Дубов изумленно, гневно моргал.
— Гладкие они стали, — смиренно пояснила сестра, — прям сплошной секрет для уполномоченных, измаялись, бедолаги, отчего такая гладкость? Закрома до донышка выскребли, молоко, масло до последней фляги вывозят, а бабы мои все живут, вроде как святым духом питаются. Да еще частушки распевают. Самые удобные мы теперь для Советской власти: не питаемся — и веселые. Однако оттого вдвойне подозрительные. Жуть как беспокоит уполномоченных такая катаклизма на нашем селе: какое упущение по службе допустили?
— Ты б к делу поближе, времени у нас маловато, — заворочал шеей в воротнике Дубов, тесен стал воротник. — К тому же время такое, война.
— А у вас все время такое, сколь себя помню! — нещадно хлестнула словами сестра.
— У кого… у нас? — уставился на свои кулаки Дубов.
— Ты меня, Федя, в кутузку спровадь, чтоб знала сестра, каку правду братику говорить, а каку в тряпочку шептать, — тихо посоветовала Надежда.
Не ответил Дубов, горько, измученно смотрел на сестру.
— Я все это к тому: пока вы за Апти-абреком по горам гонялись, он мой колхоз кормил.

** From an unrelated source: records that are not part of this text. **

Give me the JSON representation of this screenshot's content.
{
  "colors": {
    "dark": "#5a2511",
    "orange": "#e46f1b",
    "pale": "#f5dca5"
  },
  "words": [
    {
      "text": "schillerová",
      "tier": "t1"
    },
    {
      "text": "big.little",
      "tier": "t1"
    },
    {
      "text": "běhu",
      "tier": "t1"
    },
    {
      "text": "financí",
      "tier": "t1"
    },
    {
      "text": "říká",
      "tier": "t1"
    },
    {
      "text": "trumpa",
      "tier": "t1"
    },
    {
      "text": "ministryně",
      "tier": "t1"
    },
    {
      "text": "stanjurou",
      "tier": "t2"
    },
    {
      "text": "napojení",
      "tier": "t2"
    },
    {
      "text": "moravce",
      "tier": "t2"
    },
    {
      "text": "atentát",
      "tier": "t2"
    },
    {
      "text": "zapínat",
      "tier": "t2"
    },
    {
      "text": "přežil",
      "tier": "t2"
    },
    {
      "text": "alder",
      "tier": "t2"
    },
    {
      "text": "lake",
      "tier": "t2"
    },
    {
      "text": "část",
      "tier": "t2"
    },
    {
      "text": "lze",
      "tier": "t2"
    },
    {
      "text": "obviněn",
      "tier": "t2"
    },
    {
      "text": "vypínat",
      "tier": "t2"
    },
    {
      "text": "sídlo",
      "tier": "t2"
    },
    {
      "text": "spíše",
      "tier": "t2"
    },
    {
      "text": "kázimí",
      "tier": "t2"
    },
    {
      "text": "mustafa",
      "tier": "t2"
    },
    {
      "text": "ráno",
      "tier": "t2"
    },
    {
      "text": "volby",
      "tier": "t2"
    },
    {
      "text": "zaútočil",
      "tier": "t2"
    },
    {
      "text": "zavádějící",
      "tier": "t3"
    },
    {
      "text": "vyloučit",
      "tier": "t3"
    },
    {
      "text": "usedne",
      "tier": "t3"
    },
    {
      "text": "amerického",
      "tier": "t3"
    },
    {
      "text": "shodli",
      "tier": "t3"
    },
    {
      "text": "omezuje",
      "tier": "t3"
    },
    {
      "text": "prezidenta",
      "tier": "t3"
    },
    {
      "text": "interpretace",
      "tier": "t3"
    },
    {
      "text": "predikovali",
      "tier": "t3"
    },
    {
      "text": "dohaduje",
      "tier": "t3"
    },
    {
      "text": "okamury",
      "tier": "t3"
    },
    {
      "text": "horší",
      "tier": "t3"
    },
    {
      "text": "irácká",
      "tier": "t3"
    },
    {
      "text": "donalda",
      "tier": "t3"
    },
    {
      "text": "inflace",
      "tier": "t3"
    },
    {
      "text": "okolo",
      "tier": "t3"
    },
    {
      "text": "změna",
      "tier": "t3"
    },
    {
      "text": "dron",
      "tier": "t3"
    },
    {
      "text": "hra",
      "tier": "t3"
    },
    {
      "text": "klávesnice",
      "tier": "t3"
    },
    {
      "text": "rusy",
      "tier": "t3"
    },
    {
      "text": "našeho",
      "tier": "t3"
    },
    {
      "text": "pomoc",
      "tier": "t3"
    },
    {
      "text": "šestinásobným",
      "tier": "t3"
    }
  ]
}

Бабам, ребятишкам с голоду пухнуть не давал. Свиней диких бил да нам подбрасывал. А то видали бы твои уполномоченные молоко с нашей фермы. Потому и говорю, товарищ майор, не за тем гоняешься.
Озадаченно пялился на сестру Дубов: не укладывалось услышанное в голове.
— Так что возьми эти бумажки, начальник, и на гвоздик повесь, — ядовито закончила сестра. — Не Апти их писал, гадюка одна, по имени Саид, коего Апти недодавил по мягкости своей. Его и лови, того самого, что отряд Криволапова на засаду немецкую вывел. Ну, дошло, че ли?
— Это что… Апти, проводник мой, у вас в кормильцах объявился?
— Дошло по длинной шее, — похвалила председательша. — Он самый, твой закадычный. «Мама мыла раму» пока «индюшка на яйцах сидит».
— Ну дела-а!
И, осмысливая сказанное сестрой, примеряясь к фартово-едкой новости, полез майор по закоренелой привычке в самую глубь информации, в ее суть.
— Погоди, а откуда тебе про Саида известно, про то, что его Апти недодавил? Он что, сам тебе исповедался? Когда ты его в последний раз видела? Где?
— Больше, Феденька, от меня ничего про Апти не обломится. Не серчай. Врать не хочу. А от правды ты весь вразнос пойдешь, она поперек твоей службы, как кость в горле, встанет.
Смотрел на сестру начальник райотдела милиции Дубов, и заволакивала его взор холодная отстраненность.
— Ну-ну, дело хозяйское. Только вот что из твоих слов про кормильца вытекает: фикция.
— Это почему?
— Сама прикинь. Твой горячий хабар, что уголь печной, к рассвету одна зола останется. А вот эти бумажки с подписью потрогать можно и к делу пришить, поскольку вещдоки они. И не только мною зафиксированы. А коли так, областной розыск на Акуева и высшая мера к нему, заочно объявленная, в силе остаются.